Loan Rescheduling and Restructuring

Many large borrowers’ business and their debt servicing capacities have been affected by many reasons. Considering the socio-economic impacts and employment generation perspective of the affected large borrowers. Loan Rescheduling and Restructuring is now common in modern banking to keep the bad loan regular.

For requesting rescheduling of loans, the banks shall examine the causes as to why the loan has become non-performing. If it is found from such review that the borrower has diverted the funds elsewhere or the borrower is a habitual loan defaulter the bank shall not consider the application for loan rescheduling. Instead, the bank shall take/continue all legal steps for recovery of the loans.

At the time of considering loan rescheduling proposal, bank must review the borrower’s cash flow statement, balance sheet, income statement and other financial statements conduct spot inspection to assess the borrower’s overall capacity to repay rescheduled liability. If a bank is satisfied after reviewing above mentioned statements that the borrower will be able to repay, the loan may be rescheduled. Otherwise, bank shall take legal steps to realize the loan, make necessary provision and take measures to write-off as the case may be.

Single Borrower Exposure and Large Loans

For reducing credit concentration risk of banks, Bangladesh Bank advises the scheduled banks from time to time to fix limits on their large credit exposures and their exposures to single and group borrowers.

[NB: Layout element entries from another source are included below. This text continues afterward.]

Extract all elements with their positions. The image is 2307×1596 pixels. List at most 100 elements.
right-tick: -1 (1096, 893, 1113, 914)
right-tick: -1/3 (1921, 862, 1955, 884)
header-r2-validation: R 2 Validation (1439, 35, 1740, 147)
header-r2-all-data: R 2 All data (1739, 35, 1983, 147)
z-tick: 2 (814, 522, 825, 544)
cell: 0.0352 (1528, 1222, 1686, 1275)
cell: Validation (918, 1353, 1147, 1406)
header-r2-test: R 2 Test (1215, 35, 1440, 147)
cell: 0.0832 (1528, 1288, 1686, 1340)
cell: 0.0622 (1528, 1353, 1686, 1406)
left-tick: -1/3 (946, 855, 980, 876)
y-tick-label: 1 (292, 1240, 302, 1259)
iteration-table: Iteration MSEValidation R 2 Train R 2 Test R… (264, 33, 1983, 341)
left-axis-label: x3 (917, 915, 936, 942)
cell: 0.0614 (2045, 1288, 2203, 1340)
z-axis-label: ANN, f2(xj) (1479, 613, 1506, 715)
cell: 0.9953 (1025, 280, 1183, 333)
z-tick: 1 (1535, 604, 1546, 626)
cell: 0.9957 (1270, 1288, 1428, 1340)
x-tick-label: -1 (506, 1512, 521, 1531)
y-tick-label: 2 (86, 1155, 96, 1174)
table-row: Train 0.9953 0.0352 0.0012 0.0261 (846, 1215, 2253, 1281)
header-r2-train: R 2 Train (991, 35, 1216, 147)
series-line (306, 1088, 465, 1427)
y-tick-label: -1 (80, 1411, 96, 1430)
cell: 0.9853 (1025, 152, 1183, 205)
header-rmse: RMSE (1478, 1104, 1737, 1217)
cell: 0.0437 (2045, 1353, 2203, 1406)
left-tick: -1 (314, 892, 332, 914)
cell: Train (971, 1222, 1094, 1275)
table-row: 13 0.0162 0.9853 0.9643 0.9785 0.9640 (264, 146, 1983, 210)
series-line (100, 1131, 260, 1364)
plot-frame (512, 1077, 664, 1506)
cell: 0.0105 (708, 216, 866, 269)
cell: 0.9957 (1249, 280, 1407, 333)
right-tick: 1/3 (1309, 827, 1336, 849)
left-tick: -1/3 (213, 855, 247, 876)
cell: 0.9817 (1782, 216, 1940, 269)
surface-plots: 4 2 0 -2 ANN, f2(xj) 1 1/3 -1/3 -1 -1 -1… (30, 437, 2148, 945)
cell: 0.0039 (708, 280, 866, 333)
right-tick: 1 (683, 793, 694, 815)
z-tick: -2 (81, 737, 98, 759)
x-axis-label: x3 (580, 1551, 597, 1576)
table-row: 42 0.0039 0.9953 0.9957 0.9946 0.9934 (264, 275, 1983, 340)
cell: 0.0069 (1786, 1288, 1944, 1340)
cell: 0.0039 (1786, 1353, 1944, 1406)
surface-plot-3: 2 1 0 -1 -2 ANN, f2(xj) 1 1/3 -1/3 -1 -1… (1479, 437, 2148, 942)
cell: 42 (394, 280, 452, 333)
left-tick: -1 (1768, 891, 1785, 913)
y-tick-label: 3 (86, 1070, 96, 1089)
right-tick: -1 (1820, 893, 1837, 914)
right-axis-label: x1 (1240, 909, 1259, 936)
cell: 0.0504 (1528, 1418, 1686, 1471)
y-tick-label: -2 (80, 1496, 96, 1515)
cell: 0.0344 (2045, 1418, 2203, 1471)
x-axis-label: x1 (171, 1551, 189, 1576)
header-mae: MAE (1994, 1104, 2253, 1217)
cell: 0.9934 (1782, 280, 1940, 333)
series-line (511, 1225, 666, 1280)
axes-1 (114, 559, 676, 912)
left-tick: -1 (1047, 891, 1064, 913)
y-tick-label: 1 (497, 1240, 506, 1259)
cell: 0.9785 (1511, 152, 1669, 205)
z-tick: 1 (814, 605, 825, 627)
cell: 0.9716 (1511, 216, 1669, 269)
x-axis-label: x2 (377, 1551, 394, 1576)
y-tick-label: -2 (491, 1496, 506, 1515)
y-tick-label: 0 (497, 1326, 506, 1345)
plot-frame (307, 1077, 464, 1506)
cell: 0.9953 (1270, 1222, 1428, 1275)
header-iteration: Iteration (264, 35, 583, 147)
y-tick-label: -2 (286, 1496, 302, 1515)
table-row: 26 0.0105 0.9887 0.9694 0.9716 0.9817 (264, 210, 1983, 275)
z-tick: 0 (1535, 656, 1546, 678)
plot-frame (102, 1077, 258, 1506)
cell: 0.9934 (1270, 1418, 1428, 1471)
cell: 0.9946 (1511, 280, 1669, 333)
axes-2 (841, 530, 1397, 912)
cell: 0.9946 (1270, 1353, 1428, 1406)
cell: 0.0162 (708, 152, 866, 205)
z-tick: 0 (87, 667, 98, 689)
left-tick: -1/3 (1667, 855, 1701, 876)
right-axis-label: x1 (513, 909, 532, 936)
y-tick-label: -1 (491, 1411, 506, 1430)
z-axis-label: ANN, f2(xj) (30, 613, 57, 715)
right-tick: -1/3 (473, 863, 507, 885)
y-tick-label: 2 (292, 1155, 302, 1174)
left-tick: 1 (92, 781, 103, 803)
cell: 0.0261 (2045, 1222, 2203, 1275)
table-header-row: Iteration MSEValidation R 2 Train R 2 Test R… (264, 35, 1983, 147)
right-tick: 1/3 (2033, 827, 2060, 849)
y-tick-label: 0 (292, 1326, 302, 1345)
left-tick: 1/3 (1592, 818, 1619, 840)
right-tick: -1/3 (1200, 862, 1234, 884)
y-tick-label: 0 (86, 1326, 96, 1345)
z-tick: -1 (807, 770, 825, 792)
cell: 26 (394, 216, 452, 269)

In general, and as practice internationally, exposure ceiling is derived from a bank’s total capital as defined under capital adequacy standards of Basel.

In general, single borrower exposure limit is 35% of the bank’s total capital including non funded facilities subject to the condition that the maximum outstanding against fund based financing facilities (funded facilities) do not exceed 15%. In case of export sector, single borrower exposure limit is 50% of the bank’s total capital including non-funded facilities subject to the condition that the maximum outstanding against funded financing facilities do not exceed 15%. However, for financing in Power sector maximum allowable funded limit can be beyond 15% but not exceeding 25% of bank’s capital.